Secondly, we have quite complicated relationship between nationalities in East and West Ukraine. The conflicts between Russians, Poles, Ukrainians and Jews have strong roots and the question of responsibility is still open. Who supported the Nazis during the occupation? Who actually made those “yellow lists” or did pogroms? Why Ukraine became the first territory where the Nazis could make mass killings by shooting? All this questions have very unpopular answers. Each community doesn’t want to take responsibility of what happened because everyone knows that not only the Nazi army was cruel and committed incredible crimes against humanity. So people actually don’t want to go deep into the topic. Most of the researches, exhibitions, movies or other activities on this topic were made or sponsored by the Jewish community or Germany which is quite understandable.
And finally, here the question about the Famine during the 20s and 30s, when millions of Ukrainians died, is still open and controversial. So how can we expect from the Ukrainian government and from Ukrainians to pay more attention to Holocaust studies?

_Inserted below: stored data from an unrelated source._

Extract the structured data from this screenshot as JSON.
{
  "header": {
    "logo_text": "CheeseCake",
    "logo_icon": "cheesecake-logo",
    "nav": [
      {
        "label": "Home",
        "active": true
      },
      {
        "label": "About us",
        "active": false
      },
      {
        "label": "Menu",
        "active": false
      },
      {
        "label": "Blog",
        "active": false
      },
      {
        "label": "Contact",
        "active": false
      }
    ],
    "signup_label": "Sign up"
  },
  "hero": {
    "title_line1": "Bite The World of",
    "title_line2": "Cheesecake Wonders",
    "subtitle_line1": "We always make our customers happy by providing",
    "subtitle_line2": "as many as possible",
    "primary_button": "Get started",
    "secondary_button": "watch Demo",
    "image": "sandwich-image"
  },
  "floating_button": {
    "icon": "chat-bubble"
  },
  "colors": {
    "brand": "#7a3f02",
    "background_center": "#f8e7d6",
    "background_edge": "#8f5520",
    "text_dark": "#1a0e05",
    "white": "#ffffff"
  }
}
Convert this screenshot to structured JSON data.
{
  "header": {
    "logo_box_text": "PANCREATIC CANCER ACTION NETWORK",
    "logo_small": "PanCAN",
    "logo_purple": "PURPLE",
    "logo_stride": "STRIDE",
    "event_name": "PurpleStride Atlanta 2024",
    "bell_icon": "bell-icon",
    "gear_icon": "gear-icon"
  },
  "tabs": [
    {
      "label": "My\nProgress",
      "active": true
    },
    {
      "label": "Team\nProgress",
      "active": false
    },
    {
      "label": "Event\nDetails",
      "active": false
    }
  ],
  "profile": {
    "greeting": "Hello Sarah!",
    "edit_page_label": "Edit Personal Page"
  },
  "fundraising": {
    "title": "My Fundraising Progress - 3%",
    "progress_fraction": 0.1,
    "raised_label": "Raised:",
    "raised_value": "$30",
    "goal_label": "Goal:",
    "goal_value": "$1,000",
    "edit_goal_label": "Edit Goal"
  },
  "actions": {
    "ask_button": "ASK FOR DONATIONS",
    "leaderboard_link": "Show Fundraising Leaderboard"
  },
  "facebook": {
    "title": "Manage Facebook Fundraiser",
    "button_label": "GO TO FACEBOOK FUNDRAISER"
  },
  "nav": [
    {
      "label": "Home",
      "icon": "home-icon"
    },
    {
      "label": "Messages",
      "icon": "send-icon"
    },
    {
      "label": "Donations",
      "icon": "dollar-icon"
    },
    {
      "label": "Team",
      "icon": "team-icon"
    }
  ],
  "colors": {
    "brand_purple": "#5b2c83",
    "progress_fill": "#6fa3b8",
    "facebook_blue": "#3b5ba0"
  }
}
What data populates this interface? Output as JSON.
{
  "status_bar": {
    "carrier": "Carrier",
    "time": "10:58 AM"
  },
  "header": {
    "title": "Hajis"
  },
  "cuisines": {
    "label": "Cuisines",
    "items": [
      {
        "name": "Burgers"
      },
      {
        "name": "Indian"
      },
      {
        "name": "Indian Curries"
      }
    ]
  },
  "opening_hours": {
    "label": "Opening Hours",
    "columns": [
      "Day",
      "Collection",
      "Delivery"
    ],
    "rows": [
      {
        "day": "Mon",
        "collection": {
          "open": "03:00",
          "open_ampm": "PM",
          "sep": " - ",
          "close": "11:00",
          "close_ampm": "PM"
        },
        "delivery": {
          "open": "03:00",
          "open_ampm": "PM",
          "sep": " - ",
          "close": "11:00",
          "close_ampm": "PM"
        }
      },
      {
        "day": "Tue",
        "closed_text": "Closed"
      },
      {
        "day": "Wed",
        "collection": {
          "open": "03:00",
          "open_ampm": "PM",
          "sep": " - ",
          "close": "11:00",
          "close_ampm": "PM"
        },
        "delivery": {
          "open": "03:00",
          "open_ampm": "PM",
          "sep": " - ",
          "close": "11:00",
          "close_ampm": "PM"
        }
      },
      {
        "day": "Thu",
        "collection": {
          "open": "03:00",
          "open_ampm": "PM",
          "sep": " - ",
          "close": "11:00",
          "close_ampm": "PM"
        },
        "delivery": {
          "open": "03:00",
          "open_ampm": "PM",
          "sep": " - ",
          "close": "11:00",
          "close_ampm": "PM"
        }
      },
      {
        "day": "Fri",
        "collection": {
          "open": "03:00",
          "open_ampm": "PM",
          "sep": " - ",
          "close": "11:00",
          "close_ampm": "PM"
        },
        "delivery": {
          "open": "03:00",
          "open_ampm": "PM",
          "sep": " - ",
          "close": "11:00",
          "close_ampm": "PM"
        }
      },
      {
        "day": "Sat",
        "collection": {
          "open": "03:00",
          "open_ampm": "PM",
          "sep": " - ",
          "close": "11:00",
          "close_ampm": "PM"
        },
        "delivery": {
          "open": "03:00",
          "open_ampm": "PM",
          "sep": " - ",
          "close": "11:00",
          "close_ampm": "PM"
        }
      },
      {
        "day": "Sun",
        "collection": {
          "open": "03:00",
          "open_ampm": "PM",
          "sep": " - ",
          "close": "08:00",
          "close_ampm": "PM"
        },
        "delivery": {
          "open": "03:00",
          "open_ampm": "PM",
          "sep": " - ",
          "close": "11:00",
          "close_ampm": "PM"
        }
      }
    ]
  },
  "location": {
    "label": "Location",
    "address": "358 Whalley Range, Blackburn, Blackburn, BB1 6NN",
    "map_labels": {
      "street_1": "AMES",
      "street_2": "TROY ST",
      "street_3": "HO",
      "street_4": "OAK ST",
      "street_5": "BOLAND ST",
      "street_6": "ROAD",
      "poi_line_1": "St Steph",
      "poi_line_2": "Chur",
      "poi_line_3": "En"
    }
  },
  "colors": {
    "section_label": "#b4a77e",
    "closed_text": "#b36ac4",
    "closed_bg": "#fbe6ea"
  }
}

But the most important thing, I would like to mention, most of this problems go deep into the national history. In my opinion, each one here has his or her own truths. We often forget that Ukrainian hero Khmelnitsky is the one who is responsible for the cruelest pogroms and mass killing of Ukrainian Jews. We often forget that people of all nationalities died during the wars, famine and revolutions in USSR and in the same time people of all nationalities worked in KGB. We often forget that killing even for the “good purposes” is still killing, is still a crime and is never justified by any means. As long as we are not able to face the fact some of our “national heroes”, our relatives or relatives of our friends are not angels, they committed crimes and we should live with that, we would never have the level of society that can take responsibility, learn and prevent such crimes in the future.
On the other hand, we can see a new generation of young volunteers who really care and are motivated to act for peace. Even though they’re just a minority, this gives me a strong hope. “Be the change you want to see in the world” – Mahatma Gandhi once said and I totally agree with him.